To get the men and equipment inlace the Italians built a network of cables, footways, tunnels, ladders and bridges in the mountains. Despite this and the Austrians, one office joked that the mountains were still more deadly than the Austrians! As a result of the exposure to the elements, avalanches and no don’t falling from height both sides lost many soldiers.

The front line where the Italian Via Feratta started from.

Whilst Cinqo Torre is more a fixed artillery barrage that was used to pound the enemy lines with ordinance and it does show how they started to modify the mountain to achieve this across the valley was the front line and here you can find sections of via ferrata that were part of the front line.

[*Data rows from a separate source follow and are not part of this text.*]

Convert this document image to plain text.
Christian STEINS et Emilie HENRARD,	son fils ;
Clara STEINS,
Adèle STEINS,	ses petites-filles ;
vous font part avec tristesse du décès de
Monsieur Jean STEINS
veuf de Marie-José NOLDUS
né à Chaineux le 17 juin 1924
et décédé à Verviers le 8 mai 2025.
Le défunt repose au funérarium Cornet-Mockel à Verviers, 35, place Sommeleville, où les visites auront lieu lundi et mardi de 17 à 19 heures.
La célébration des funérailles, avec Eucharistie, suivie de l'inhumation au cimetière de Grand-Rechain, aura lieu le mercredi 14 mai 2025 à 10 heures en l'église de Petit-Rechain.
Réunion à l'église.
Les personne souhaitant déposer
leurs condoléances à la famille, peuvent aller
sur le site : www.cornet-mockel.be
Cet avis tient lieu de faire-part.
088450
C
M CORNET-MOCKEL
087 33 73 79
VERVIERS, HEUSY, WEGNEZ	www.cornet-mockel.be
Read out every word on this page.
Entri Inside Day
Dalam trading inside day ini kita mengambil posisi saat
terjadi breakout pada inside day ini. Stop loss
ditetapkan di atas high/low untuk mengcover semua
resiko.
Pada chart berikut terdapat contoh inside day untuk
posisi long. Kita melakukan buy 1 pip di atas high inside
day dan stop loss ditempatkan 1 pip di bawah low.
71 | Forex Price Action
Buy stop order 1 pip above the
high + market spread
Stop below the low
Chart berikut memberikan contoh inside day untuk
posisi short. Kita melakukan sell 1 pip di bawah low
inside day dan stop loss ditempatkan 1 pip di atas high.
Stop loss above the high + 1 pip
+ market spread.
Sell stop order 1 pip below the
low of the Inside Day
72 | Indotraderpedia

So A few days later I head to Giovanni Lipella Via Ferrata. Here you explore the front line as you travel through the mountain.

The first section has a section of wooden stairs leading up into the mountain on the ‘lee’ side of the hill, away from enemy artillery. You climb the newer metal staircase to its side and disappear up into the mountain and through a network of tunnels that head upwards until you appear again at various places overlooking the ground they are defending. Essentially they used the via ferrata and tunnels to turn a mountain into a armoured fortress. Evidence can be seen all along ridge line look across to Austria.

These military installation then allowed a war machine to thrive in a hazardous and extreme environment have since been repurposed. As after the war ended these same ‘Iron Roads’ through the mountains became popular with mountaineers. Although it took until the 1950 and 60s until the popularity took off. The modern Via Ferrata in reality is miles away from the original military ones, with all sorts of wild and vertiginous features. However they did highlight how we can modify the mountains and in doing so make them slightly more accessible to none climbers. Whether that is good or bad, is of course open to you own interpretation of just what the mountains should be, but really don’t knock it to you try it.